Au fil de son parcours, de ses débuts modestes jusqu’aux scènes et conservatoires du Québec, Marc Hervieux incarne une vérité simple mais profonde : le talent n’est rien sans audace, et la réussite n’a de sens que si elle touche les autres. Il nous rappelle que chaque rêve, même né dans un milieu ordinaire, peut devenir exceptionnel lorsqu’on ose, lorsqu’on persévère, et surtout lorsqu’on choisit de se concentrer sur ceux qui nous soutiennent plutôt que sur ceux qui doutent.

Sa voix, sa curiosité et son énergie débordante ne sont pas seulement des instruments artistiques : ce sont des invitations à oser, à créer et à ne jamais se poser de limites inutiles.
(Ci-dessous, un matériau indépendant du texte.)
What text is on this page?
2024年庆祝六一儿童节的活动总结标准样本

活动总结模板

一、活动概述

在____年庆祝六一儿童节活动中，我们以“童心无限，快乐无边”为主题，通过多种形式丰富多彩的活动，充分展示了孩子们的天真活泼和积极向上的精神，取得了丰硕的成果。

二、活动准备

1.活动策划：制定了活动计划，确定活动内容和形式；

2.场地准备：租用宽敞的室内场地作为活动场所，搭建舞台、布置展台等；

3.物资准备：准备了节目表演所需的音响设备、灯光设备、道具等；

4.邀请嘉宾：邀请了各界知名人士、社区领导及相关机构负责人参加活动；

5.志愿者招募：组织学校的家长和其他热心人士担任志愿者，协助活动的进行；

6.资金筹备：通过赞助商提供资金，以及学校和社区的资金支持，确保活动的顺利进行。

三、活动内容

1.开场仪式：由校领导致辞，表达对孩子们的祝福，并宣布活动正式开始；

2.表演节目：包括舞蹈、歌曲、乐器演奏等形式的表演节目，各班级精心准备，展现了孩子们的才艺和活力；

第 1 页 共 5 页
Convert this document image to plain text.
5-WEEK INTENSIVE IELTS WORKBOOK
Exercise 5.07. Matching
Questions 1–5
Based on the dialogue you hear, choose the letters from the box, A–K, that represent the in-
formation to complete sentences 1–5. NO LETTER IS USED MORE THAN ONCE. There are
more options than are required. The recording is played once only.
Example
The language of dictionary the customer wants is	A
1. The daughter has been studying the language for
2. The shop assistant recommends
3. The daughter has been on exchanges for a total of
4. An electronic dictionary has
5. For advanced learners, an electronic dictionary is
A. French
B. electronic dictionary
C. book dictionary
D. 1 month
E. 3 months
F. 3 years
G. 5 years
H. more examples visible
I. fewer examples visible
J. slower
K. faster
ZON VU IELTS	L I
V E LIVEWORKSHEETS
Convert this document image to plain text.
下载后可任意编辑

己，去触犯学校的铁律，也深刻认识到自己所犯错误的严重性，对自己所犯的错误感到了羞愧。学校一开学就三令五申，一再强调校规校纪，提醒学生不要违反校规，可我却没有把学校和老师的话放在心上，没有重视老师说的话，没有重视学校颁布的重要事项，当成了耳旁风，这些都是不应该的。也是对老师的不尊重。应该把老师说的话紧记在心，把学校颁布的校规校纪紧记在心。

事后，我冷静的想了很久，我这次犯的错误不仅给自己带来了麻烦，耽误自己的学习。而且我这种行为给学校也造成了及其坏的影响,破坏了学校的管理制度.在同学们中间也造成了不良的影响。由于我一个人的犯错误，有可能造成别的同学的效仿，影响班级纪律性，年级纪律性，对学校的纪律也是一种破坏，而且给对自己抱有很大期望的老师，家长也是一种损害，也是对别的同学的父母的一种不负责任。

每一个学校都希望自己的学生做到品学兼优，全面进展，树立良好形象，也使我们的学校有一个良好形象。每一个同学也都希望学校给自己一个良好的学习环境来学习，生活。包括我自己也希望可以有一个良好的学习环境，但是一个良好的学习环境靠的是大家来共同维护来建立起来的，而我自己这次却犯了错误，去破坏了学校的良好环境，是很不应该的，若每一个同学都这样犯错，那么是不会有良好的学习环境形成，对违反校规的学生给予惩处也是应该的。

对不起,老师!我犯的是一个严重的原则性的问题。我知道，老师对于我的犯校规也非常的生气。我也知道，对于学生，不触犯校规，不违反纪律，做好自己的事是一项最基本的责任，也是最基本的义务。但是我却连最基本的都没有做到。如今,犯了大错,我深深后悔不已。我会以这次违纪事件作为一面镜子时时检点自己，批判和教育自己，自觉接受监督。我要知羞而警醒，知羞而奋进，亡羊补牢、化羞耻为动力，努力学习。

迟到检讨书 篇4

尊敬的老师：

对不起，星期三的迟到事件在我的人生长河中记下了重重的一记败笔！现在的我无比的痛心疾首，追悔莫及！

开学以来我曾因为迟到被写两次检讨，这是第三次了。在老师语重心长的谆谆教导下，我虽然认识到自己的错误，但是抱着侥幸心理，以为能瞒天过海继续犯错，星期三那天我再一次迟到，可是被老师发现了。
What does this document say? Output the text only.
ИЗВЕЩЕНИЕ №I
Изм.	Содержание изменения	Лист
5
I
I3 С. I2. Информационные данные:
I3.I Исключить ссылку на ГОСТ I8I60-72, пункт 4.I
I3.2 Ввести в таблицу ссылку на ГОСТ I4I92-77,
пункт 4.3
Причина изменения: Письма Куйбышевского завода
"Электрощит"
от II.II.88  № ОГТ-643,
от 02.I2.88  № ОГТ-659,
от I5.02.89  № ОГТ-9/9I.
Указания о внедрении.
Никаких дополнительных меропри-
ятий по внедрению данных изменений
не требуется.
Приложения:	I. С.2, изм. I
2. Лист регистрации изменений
Aujourd’hui, Marc Hervieux laisse derrière lui plus que des chansons et des rôles lyriques ; il laisse un héritage de passion, de courage et de générosité.


Et pour chaque jeune artiste, chaque rêveur qui l’écoute, son message est clair : soyez curieux, soyez courageux, prenez votre place, et surtout, n’arrêtez jamais de croire que vos rêves ont le droit d’exister, peu importe d’où vous venez.

Parce que, comme Marc l’a montré tout au long de sa vie, les plus belles réussites prennent souvent racine dans les débuts les plus modestes — mais seulement pour ceux qui osent croire en leur propre potentiel.